In your case, you probably are storing quite big arrays in the sums field which is screwing up those heuristics and we are taking a bad decision on how to execute the query.

One way to overcome this is to index that field without docValues. The side effect is that you cannot use that field for sorting or aggregations.

Meanwhile I am opening an issue in Lucene to improve such heuristics.

FYI: https://issues.apache.org/jira/browse/LUCENE-8990

Wow!
I am not sure about quite big arrays but not using docValues on that field — that works for me, because I don't need to do sorting or aggregations on that filed.

I'll try. I don't know how much it'll takes (I need to add a storage). And subscribed to the ticket.

Thank you!

Please let us know the outcome. Thanks for reporting!

@einfoman I think that the bug that Ignacio found is real, but I'm also surprised it took so long to only advance the doc-value iterator 15 times. Are you on an especially busy/slow disk? If you still have that cluster and if that very slow response time is reproducible, I'd be curious if you could run the query in a tight loop and collect nodes hot threads concurrently to try to understand what the bottleneck of that query is.

@Ignacio_Vera I reindex data without doc_values. It worked! Thank you for this workaround

1 Like

@jpountz Disks are SSD. I wouldn't say that its are busy.
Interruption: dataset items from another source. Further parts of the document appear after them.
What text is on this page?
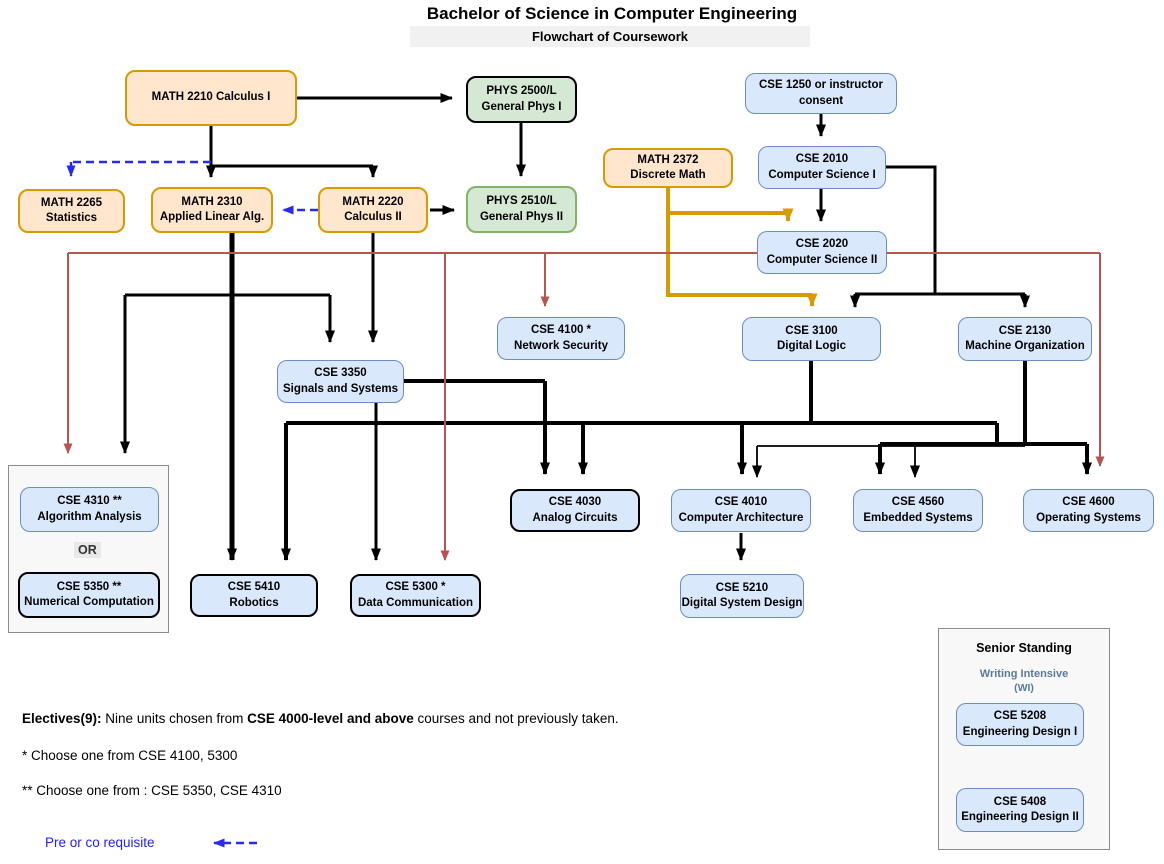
Bachelor of Science in Computer Engineering
Flowchart of Coursework
OR
Senior Standing
Writing Intensive
(WI)
MATH 2210 Calculus I
PHYS 2500/L
General Phys I
CSE 1250 or instructor
consent
MATH 2372
Discrete Math
CSE 2010
Computer Science I
MATH 2265
Statistics
MATH 2310
Applied Linear Alg.
MATH 2220
Calculus II
PHYS 2510/L
General Phys II
CSE 2020
Computer Science II
CSE 4100 *
Network Security
CSE 3100
Digital Logic
CSE 2130
Machine Organization
CSE 3350
Signals and Systems
CSE 4310 **
Algorithm Analysis
CSE 5350 **
Numerical Computation
CSE 4030
Analog Circuits
CSE 4010
Computer Architecture
CSE 4560
Embedded Systems
CSE 4600
Operating Systems
CSE 5410
Robotics
CSE 5300 *
Data Communication
CSE 5210
Digital System Design
CSE 5208
Engineering Design I
CSE 5408
Engineering Design II
Electives(9): Nine units chosen from CSE 4000-level and above courses and not previously taken.
* Choose one from CSE 4100, 5300
** Choose one from : CSE 5350, CSE 4310
Pre or co requisite
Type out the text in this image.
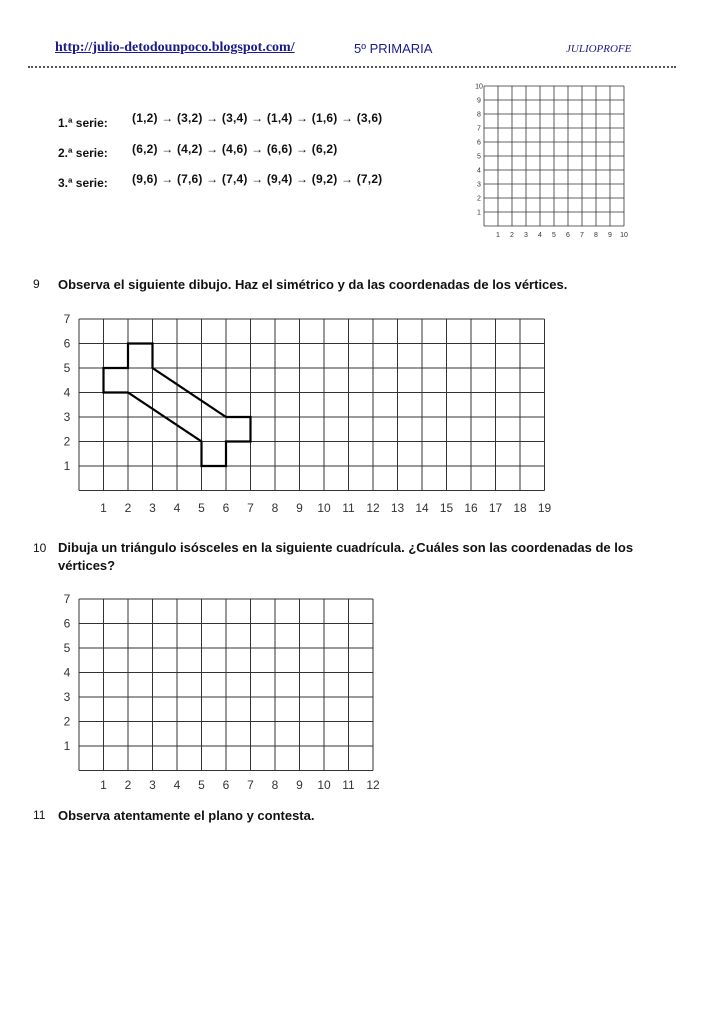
http://julio-detodounpoco.blogspot.com/	5º PRIMARIA	JULIOPROFE
1.ª serie: (1,2) → (3,2) → (3,4) → (1,4) → (1,6) → (3,6)
2.ª serie: (6,2) → (4,2) → (4,6) → (6,6) → (6,2)
3.ª serie: (9,6) → (7,6) → (7,4) → (9,4) → (9,2) → (7,2)
1 2 3 4 5 6 7 8 9 10
1
2
3
4
5
6
7
8
9
10
9 Observa el siguiente dibujo. Haz el simétrico y da las coordenadas de los vértices.
1 2 3 4 5 6 7 8 9 10 11 12 13 14 15 16 17 18 19
1
2
3
4
5
6
7
10 Dibuja un triángulo isósceles en la siguiente cuadrícula. ¿Cuáles son las coordenadas de los
vértices?
1 2 3 4 5 6 7 8 9 10 11 12
1
2
3
4
5
6
7
11 Observa atentamente el plano y contesta.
The old index (with doc_values) is still alive. Now is the night and workload is very small. I executed the query and during it run _nodes/hot_threads. Here is result (I got it every time during the query execution): https://gist.github.com/einfoman/77081cca975f180c717e3ac1b7c4a239

I don't know if it is)

Thanks @einfoman, this answer my question. Your query is also suffering from the fact that disjunctions don't work well with two-phase iterators, which are created by phrase queries, script queries and sometimes range queries. Ignacio's suggested workaround happens to address this issue as well.

Thanks

This topic was automatically closed 28 days after the last reply. New replies are no longer allowed.